Thursday, August 4, 2011

An honest question


The question was honest and it was simple: “Having followed your interest and willingness to help new authors, what would be your advice as far as a "first" step in publishing?”

How do I give an honest answer that would probably entail a dozen different writing courses in one email? I came up with the following:

I see how you to have a message or a story to tell but of course what I don't see here is how you have prepared yourself to tell it. Starting to write without the preparation is like opening a restaurant because you cook a great hamburger on the grill. You may have done so, and it is just not mentioned here.

When I started writing I took college courses, online courses, Writer's Digest courses, got into online writing groups and a local writing group and critique group. I started learning my craft, and I got rejected . . . a lot . . . which was also part of my learning experience.
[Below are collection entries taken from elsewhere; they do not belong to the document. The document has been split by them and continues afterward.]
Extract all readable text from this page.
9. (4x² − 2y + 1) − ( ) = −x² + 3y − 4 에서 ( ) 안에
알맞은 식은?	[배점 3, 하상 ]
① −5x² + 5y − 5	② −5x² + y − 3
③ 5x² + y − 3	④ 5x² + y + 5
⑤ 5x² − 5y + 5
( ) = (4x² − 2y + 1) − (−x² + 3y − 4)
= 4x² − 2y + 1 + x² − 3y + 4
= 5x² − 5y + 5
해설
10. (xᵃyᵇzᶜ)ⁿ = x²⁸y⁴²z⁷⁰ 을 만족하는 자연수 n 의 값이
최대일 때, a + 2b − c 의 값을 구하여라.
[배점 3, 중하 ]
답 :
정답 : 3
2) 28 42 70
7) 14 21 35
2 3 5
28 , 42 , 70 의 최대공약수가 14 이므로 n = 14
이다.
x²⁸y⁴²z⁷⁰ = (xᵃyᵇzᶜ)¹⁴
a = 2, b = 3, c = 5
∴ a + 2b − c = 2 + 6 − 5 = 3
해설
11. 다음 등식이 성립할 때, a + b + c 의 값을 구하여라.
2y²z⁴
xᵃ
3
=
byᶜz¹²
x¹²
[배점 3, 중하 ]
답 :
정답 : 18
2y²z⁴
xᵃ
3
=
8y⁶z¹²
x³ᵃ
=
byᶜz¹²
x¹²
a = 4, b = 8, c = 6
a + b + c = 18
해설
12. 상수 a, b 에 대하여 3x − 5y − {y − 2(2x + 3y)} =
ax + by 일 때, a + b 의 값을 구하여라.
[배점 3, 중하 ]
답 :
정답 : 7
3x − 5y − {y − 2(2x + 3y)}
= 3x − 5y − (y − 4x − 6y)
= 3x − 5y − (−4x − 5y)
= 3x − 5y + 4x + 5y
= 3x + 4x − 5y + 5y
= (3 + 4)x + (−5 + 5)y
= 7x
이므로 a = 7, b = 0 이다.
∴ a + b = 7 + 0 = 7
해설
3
I published a lot of small stuff, but it took me six years of hard work after I started trying to get it published to get my first book length work in print. Having a story to tell or a message to present and knowing how to write it in a manner that it will be published are totally different things.

I get several hundred submissions a month and other agents and editors get at least that many, a lot of them many more than that. None of us can handle or publish that number of course. That means having a good book is not good enough. It has to be an exceptional book that stands out from the crowd. It has to be a unique subject written in a unique voice aimed at a market that the person it is being submitted can see and feels they have the right contacts to sell the book into that market. That is the hurdle the author is trying to clear.

As to what the odds are, a book has to be presented to the right person at the right place at exactly the right time and has to be on the subject that person is looking to handle. That means even with a great project that all of those pieces being in place right at any point in time is slim. There may only be one place in the entire industry where a project fits right at any given moment which means a lot of doors will be knocked on where one or more of the pieces are not in place. Patience and persistence may be as important to getting significantly published as talent.

I also encourage new authors to pitch to both agents and editors. A lot of authors publish before they manage to make a connection with an agent. However those publishing submissions need to be to small houses that will work directly with an author. The larger houses require an agent so if an author manages to get rejected at one of those and later gets an agent they will find those bridges have already been burned.

None of us really want to do the business part of this, we want to write, but to get our writing out we have to do the business. We have to be constantly working to improve our craft, and have to be learning how to do a professional job of pitching our work and have a good professional looking proposal to pitch it with.

I hope this helps.


Terry

1 comment:

Linda Glaz said...

I think part of the problem for new authors is also that they are thinking of an "auction" at a huge house. While the successful new author accepts that their agent might open smaller doors to start in order to build a strong readership before dreaming quite so big!